In a country such as Russia, the space for alternative and critical views are rare. During the recent war between Georgia and Russia, bloggers on both sides provided searing accounts of atrocities and maneuvers unseen by western journalists. The war showed an authoritarian regime’s narrative being challenged by a handful of insiders and outsiders. The government-run media looked staid by comparison.
This was merely the latest example of bloggers beating mainstream journalists at their own game. Online media have exploded in western nations, challenging decades-old business models and forcing reporters to answer questions about their methods and sources. But in repressive states, blogs and websites have become essential sources of information on topics – from women’s issues to sexual orientation, dating rituals to human rights – routinely shunned by channels for official propaganda.
These openings for citizens in the non-western world to be heard are far more empowering than the equivalent outlets in our own societies. But how often do we hear these voices in the west? September 11, for example, should have been the perfect opportunity for the western media to listen to the grievances of the Muslim world. Alas, with notable exceptions, indigenous voices were excluded then and remain largely absent from the pages of the world’s leading papers. It is as if only a western journalist’s filter can validate such perspectives.
Hearing local voices
In 2007 I traveled to Iran, Egypt, Syria, Saudi Arabia, Cuba, and China to speak to dissidents, bloggers, writers, politicians, and ordinary citizens about how the internet is changing their countries. I wanted to gauge their interests, desires, frustrations, and attitudes towards each other and the west. My new book, The Blogging Revolution, is a chance for these local voices to reveal how the web has democratized their minds – although it also reflects the fact that the vast majority of global netizens prefer online dating and downloading pirated films and music to challenging political orthodoxy.
Also addressed is whether multinationals such as Google, Yahoo, Microsoft, and Cisco have assisted net filtering and censorship in China, Cuba, and the Middle East.
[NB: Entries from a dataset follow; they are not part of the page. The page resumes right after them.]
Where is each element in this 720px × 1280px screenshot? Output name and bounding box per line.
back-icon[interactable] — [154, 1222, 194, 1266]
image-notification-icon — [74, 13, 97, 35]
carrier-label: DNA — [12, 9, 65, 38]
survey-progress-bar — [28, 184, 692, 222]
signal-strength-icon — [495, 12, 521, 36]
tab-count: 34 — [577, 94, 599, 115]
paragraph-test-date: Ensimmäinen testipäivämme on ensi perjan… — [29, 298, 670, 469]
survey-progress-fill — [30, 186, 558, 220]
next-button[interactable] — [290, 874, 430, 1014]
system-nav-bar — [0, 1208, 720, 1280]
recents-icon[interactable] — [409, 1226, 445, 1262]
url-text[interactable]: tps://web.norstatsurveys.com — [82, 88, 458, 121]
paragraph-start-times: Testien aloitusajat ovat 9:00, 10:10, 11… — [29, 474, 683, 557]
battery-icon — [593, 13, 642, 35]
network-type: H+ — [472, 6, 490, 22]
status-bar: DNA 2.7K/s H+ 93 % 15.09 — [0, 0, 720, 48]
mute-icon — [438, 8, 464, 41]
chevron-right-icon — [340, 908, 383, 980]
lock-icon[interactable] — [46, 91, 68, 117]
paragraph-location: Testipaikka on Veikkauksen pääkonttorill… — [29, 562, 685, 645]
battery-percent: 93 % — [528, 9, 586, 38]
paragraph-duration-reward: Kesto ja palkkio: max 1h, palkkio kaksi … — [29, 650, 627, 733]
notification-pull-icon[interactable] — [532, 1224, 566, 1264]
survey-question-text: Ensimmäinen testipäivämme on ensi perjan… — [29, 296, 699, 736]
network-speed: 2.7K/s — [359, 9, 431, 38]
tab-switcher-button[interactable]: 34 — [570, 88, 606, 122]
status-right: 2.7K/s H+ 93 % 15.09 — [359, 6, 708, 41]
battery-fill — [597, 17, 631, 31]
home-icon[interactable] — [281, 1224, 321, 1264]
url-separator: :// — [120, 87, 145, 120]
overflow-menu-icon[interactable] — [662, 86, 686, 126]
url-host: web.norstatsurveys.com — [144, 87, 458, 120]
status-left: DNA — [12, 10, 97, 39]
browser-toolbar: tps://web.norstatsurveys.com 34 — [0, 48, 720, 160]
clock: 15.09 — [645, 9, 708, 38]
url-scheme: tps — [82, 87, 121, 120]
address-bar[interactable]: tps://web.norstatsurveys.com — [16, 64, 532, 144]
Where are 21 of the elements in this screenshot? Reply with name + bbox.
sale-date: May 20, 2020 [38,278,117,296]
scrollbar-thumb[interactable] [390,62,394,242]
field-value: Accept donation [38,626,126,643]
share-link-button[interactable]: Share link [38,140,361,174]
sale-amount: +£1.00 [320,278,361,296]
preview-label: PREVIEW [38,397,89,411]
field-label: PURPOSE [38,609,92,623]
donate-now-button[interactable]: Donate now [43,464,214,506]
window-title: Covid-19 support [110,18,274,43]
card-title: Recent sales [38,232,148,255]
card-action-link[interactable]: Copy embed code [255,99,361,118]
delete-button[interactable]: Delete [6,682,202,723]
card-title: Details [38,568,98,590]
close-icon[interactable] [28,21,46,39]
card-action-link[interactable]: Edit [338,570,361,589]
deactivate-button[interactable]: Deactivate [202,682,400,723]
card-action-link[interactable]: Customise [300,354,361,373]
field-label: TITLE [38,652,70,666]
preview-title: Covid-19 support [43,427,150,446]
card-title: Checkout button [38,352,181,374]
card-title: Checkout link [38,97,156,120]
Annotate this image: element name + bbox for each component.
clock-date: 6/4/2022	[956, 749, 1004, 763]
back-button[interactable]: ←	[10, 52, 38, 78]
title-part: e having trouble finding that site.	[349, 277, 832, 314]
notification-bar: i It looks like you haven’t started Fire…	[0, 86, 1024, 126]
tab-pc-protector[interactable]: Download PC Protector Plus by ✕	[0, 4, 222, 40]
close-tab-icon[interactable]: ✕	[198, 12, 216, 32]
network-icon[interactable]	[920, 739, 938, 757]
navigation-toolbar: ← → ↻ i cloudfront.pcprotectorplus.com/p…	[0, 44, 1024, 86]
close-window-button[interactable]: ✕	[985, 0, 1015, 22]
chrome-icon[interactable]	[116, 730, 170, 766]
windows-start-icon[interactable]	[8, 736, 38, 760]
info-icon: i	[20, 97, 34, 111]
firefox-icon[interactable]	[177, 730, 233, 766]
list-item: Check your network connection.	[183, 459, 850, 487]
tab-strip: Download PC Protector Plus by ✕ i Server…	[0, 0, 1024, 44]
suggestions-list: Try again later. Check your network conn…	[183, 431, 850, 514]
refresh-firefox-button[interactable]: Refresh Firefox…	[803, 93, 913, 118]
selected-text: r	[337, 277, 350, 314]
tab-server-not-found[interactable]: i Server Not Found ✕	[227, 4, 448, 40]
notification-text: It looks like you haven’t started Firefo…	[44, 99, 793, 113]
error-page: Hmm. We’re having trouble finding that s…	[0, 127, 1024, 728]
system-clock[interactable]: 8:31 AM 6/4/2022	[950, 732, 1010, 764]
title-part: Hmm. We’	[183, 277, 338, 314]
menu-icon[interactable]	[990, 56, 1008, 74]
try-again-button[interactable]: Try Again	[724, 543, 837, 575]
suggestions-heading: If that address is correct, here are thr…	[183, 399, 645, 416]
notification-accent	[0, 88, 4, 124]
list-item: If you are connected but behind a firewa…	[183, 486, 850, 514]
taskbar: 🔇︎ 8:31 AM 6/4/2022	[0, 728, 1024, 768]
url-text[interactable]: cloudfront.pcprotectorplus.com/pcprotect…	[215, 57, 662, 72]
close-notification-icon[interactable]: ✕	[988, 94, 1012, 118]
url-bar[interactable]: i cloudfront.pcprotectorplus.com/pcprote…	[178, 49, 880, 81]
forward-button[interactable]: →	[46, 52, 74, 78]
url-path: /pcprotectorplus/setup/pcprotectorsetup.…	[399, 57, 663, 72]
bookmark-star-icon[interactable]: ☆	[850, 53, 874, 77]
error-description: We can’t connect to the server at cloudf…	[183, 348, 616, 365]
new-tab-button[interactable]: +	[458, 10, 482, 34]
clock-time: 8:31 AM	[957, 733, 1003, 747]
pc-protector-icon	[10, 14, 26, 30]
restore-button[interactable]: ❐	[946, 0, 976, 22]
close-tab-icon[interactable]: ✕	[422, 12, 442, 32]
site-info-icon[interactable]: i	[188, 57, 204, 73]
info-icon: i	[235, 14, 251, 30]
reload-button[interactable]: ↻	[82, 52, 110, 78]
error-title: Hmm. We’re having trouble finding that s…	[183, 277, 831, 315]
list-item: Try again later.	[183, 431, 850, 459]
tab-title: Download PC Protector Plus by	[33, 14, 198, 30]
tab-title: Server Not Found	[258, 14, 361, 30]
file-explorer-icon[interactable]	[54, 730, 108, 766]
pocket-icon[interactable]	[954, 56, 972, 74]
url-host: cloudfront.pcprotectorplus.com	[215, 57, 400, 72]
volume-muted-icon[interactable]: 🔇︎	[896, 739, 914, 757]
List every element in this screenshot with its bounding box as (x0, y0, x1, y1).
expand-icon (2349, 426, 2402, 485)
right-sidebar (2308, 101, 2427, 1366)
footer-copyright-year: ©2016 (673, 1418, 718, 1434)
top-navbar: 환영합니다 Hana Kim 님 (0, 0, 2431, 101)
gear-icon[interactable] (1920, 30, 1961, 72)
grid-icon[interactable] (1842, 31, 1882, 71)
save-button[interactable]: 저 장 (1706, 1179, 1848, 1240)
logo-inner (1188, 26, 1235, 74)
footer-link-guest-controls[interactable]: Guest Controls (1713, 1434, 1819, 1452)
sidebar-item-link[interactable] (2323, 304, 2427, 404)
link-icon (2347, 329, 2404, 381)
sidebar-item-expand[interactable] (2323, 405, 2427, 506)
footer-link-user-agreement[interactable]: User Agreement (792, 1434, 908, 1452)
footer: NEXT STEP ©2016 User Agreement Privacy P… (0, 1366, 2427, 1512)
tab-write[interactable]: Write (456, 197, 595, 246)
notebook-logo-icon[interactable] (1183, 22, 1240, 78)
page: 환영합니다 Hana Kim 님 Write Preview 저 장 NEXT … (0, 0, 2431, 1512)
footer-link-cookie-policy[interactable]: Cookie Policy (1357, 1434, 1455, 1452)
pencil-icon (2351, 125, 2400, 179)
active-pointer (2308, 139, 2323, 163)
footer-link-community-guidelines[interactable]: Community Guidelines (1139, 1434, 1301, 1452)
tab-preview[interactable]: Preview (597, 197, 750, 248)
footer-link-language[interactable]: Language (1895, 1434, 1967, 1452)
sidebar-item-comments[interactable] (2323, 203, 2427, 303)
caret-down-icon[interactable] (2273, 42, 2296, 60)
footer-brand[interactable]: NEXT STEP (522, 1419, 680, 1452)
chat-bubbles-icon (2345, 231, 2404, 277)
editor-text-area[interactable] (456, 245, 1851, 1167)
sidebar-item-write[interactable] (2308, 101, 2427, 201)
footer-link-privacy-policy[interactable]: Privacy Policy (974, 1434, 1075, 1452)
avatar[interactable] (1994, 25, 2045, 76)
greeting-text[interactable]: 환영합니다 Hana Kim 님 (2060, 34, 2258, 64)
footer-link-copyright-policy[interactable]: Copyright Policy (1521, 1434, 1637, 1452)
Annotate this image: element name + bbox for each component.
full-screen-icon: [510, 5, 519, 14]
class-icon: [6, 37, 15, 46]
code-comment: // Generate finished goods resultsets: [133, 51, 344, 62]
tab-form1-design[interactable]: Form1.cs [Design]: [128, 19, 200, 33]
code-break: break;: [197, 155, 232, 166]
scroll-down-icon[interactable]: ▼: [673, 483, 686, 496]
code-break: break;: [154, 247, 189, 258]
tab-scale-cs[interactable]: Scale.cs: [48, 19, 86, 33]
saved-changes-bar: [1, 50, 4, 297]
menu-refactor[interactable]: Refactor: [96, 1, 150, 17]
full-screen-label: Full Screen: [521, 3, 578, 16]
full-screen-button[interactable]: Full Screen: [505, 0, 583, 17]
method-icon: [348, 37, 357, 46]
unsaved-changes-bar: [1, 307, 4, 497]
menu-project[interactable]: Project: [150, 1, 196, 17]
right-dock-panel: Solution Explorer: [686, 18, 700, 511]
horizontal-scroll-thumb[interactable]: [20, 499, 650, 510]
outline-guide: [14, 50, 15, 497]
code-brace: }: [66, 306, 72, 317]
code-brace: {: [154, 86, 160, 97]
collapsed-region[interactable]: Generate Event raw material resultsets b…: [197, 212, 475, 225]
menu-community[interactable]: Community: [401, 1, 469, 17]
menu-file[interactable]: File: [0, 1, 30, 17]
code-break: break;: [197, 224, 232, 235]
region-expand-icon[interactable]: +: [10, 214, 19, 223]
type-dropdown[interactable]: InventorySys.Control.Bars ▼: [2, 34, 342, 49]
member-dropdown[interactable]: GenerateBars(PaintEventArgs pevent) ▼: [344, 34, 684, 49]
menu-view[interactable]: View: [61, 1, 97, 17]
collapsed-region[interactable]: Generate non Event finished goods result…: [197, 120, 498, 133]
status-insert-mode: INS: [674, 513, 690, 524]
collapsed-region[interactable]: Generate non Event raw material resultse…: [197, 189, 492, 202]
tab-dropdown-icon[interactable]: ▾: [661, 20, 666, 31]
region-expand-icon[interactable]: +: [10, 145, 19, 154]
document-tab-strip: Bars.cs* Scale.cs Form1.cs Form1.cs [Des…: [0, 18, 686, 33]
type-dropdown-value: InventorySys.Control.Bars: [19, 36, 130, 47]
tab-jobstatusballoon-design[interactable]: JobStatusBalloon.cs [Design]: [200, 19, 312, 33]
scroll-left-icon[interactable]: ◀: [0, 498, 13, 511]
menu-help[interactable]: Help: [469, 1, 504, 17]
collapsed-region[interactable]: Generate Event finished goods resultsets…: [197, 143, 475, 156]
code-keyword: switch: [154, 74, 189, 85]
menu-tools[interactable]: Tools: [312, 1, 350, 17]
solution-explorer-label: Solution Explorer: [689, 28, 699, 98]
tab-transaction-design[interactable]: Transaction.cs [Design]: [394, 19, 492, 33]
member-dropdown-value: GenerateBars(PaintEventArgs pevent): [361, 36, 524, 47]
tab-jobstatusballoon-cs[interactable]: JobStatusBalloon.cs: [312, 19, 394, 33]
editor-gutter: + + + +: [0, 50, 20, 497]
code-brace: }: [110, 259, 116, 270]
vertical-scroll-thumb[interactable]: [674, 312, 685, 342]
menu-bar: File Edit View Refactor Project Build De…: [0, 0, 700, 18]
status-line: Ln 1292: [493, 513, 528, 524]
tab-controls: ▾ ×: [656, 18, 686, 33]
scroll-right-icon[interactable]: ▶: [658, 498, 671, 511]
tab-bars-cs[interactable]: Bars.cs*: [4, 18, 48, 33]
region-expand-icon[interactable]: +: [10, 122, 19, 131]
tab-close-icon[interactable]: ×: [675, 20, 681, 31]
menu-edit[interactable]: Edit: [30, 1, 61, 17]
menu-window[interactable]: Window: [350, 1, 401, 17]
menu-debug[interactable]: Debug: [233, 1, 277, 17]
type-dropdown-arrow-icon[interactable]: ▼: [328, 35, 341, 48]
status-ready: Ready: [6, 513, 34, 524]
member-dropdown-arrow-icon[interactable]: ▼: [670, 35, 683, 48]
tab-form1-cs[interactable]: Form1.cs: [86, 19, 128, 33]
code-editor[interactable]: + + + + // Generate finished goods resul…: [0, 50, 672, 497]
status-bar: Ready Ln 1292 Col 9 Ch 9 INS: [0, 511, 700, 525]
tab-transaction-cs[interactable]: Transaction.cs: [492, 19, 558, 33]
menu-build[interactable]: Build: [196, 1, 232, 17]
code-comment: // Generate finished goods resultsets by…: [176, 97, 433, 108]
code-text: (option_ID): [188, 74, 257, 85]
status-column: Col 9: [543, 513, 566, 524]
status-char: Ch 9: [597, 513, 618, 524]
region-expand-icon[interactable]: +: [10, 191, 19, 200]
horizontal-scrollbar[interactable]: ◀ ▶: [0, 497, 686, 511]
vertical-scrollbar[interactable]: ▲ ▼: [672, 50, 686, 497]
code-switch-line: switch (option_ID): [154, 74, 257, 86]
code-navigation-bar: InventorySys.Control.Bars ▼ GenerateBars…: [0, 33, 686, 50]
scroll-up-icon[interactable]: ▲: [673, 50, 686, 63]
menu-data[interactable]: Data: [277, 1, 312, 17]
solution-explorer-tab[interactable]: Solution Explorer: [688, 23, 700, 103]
On the eve of the Beijing Olympic Games, Naomi Klein wrote that western firms were essential in “authoritarian communism – central planning, merciless repression, constant surveillance – harnessed to advance the goals of global capitalism.”
How much do we know about Yahoo’s or Google’s willingness to modify their behavior to please paranoid officials? I discovered that the western executives of these companies have been more than comfortable allowing their Chinese counterparts to self-censor thousands of sensitive keywords, far more than just “democracy” and “Falun Gong.” Moreover, they ignore disturbing developments such as Yahoo China’s decision earlier this year to post images of wanted Tibetans on its home page after the Lhasa uprising.
Democratic force
An important question is whether the web is an automatic democratiser, as is widely assumed in western media circles. The consensus across the globe was that political and military meddling by Washington and London was making the job of real democrats much more difficult. As one blogger told me in Tehran: “Most of the people I know are in favor of reform, not revolution, because people are too tired to experience another revolution.” I found the same message echoed throughout the countries I visited: the desire to experience incremental change without foreign involvement.
Take China. It has 250 million internet users – now the largest online community globally, far surpassing America – based in both the cities and rural areas. Politics is often the furthest thing from their minds, but connecting with friends has become an essential part of life. I met very few bloggers who wanted to discuss anything political, and most expressed general satisfaction with the regime’s economic policies—no great desire for “democratization” there.
Mica Yushu, a blogger in Shanghai, told me that most of her middle-class friends didn’t crave political change. “We use the internet mostly for entertainment, sharing information, earning money, or other fun,” she said. The sight of darkened internet cafes across the country was something to behold, with thousands of users gaming, watching soft-core pornography, blogging, and instant messaging.
A recent study by the Pew Internet & American Life Project found that most of China’s web users expressed support for Beijing managing or controlling the internet, including the banning of “pornographic” sites. This is not to say that the Chinese desire authoritarian rule. While they want to change, curbing corruption and ensuring essential services are their top priorities, not the advances in human rights the west puts at the top of the agenda. After the Beijing Games, Chinese bloggers fiercely debated the economic direction the country should take over the coming years. It was a far more robust debate than one would expect from coverage of China in the west, where the emphasis is always on rampant nationalism.
One anonymous blogger noted – after sarcastically praising the country’s free-market reforms as the “best system seen not just in Chinese history, but also in humankind’s” – that greater political development could only come with a “basic welfare system.” Such discussions on a massive scale were impossible in China before the internet. Equally, important debates are occurring in every country I visited. Allowing people to speak and write for themselves without a western filter is one of the triumphs of blogging. The online culture, disorganized and disjointed in its aims, is unlike any previous social movement. While some want the right to criticize their leaders, others simply want the ability to flirt and listen to subversive tunes. That is revolutionary for much of the world.